Уставившись под ноги, он выписывал носком сапога крест, пощипывал легонько бородку. И внезапно – ничто не предвещало такой превратности – затрясся.
– Но-о! – взревел Голтяй, встряхивая приятеля, как пустой мешок. – Случись что без меня с малым – голову оторву! – И так в самом деле тряс, что приглаженная голова Бахмата не находила себе места и болталась, будто слабо привязанная.
Был Голтяй по натуре дик, свиреп и бестолков; как попрет с мутными от крови глазами, – убирайся с дороги! Однако, зажатый железной хваткой, Бахмат не имел возможности выказать благоразумие, то есть убраться, он вообще не имел возможности – какой бы то ни было!
– Удавлю! – ревел Голтяй, зверея, и раз за разом встряхивал приятеля, не взирая на рвотный задушенный хрип. Бахмат не мог собрать целого слова: едва обретал он дыхание, зубы дробно лязгали при первой же попытке поговорить по душам, по-хорошему. – Задушу! – не унимался Голтяй, едва ли замечая, что в последней угрозе, может статься, уж и надобность миновала.
Некому было вступиться за потрясенного до безгласия разбойника, кроме Вешняка. Он и выскочил с криком:
– Оставь его! Ты что?! Убьешь! Что ты делаешь?! Что ты делаешь?!
Напрасно мальчишка хватал Голтяя за руки, толкал кулаками – Голтяй не чувствовал, не слышал, не видел. Он не рычал уже, а хрипел, глотка стиснулась яростью, комом рвались, изрыгались звуки:
– Уда-влю-у-хы-у!
В отчаянии Вешняк повис на локте припадочного – бешено стряхнул его с себя Голтяй и, выпустив полуживого Бахмата, треснул мальчишку по голове – с ног долой.
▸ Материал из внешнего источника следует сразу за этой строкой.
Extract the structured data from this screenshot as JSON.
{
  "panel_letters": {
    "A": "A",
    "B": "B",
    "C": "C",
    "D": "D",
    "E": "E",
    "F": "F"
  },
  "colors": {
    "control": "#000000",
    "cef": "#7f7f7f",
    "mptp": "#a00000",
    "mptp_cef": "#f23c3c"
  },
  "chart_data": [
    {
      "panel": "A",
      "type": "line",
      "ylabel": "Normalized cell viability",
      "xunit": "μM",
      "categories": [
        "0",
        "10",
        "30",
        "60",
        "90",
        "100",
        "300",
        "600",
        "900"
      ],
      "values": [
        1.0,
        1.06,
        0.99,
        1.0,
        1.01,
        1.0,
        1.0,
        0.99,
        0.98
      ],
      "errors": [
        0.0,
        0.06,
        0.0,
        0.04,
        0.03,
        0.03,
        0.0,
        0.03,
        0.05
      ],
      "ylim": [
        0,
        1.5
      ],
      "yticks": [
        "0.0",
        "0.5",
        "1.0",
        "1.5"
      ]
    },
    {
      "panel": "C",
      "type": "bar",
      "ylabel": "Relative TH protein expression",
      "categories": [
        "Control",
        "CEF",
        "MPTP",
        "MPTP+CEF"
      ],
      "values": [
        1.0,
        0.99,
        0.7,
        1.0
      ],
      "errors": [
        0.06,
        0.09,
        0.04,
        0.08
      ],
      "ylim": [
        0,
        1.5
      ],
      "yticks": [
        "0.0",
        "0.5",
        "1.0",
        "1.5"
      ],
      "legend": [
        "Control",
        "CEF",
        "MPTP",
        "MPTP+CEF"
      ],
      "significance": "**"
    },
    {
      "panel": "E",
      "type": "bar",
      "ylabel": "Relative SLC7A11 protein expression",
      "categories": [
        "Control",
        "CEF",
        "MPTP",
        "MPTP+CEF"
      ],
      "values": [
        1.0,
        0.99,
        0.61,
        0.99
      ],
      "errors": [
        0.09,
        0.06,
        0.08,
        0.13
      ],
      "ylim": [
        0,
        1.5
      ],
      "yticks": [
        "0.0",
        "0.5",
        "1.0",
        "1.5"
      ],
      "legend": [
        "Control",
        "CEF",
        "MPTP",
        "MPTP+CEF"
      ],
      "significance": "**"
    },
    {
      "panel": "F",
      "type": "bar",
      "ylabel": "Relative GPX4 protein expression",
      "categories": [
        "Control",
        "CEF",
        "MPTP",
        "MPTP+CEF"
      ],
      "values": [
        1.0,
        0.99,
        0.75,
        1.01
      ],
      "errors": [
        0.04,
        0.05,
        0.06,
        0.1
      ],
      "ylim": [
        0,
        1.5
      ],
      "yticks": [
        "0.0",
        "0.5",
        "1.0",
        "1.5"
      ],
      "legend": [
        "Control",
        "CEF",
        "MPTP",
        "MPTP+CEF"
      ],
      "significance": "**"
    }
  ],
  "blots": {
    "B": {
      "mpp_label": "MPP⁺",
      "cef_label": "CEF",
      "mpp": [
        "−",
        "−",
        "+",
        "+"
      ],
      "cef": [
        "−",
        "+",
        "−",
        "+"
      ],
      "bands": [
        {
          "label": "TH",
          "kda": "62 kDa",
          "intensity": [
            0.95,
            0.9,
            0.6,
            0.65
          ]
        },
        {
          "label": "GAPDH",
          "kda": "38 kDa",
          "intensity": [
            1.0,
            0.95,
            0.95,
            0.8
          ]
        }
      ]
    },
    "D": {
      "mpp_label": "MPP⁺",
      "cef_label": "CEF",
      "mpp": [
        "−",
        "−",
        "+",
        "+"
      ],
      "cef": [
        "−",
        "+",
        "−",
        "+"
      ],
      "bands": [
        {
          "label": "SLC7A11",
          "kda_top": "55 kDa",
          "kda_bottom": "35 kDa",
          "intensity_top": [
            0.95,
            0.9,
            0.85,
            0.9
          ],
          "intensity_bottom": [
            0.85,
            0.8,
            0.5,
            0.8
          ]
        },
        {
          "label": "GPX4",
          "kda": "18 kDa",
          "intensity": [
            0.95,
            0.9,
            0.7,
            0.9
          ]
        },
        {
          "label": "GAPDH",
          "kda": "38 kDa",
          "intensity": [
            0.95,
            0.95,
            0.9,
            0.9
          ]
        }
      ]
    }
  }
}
– Щенок! – прорычал Голтяй.
Обморочно пошатываясь, Бахмат пятился, пока не уперся спиной в тын. Ошалелый от оплеухи, Вешняк сидел на земле. Голтяй водил безумным взглядом. Никто из товарищей его не смел шевельнуться. Поднял суковатый дрын – Бахмат втянул голову – ах! с могучим выдохом хватил по частоколу, дерево – вдребезги. Сжимая в руках обломок, Голтяй уставил на него очумелый взгляд.
– И-и! – слышался между тем крик. Крик исходил с улицы. Первым сообразил это Бахмат – он сохранил голову.
– Ну-ка, Голтяша! Пойди погляди… – молвил Бахмат, запинаясь. – Поднимись, говорю, под крышу. Что они воют?
Указательное мание руки побудило в Голтяе смутное воспоминание о том, кто такой Бахмат. Обнаружил он и мальчишку: сидит на земле в слезах. Наконец осознал Голтяй и себя – обломок дубины в руках навел его на размышления.
– Наверх подымись, глянь, кто кличет, – понуждал Бахмат.
Крик различался отчетливо:
– Лю-юди!
Голтяй скрылся за дверью, понемногу краски вернулись в лицо Бахмата. Он повернулся к мальчику и привлек к себе.
– За что? – поднял заплаканное лицо Вешняк.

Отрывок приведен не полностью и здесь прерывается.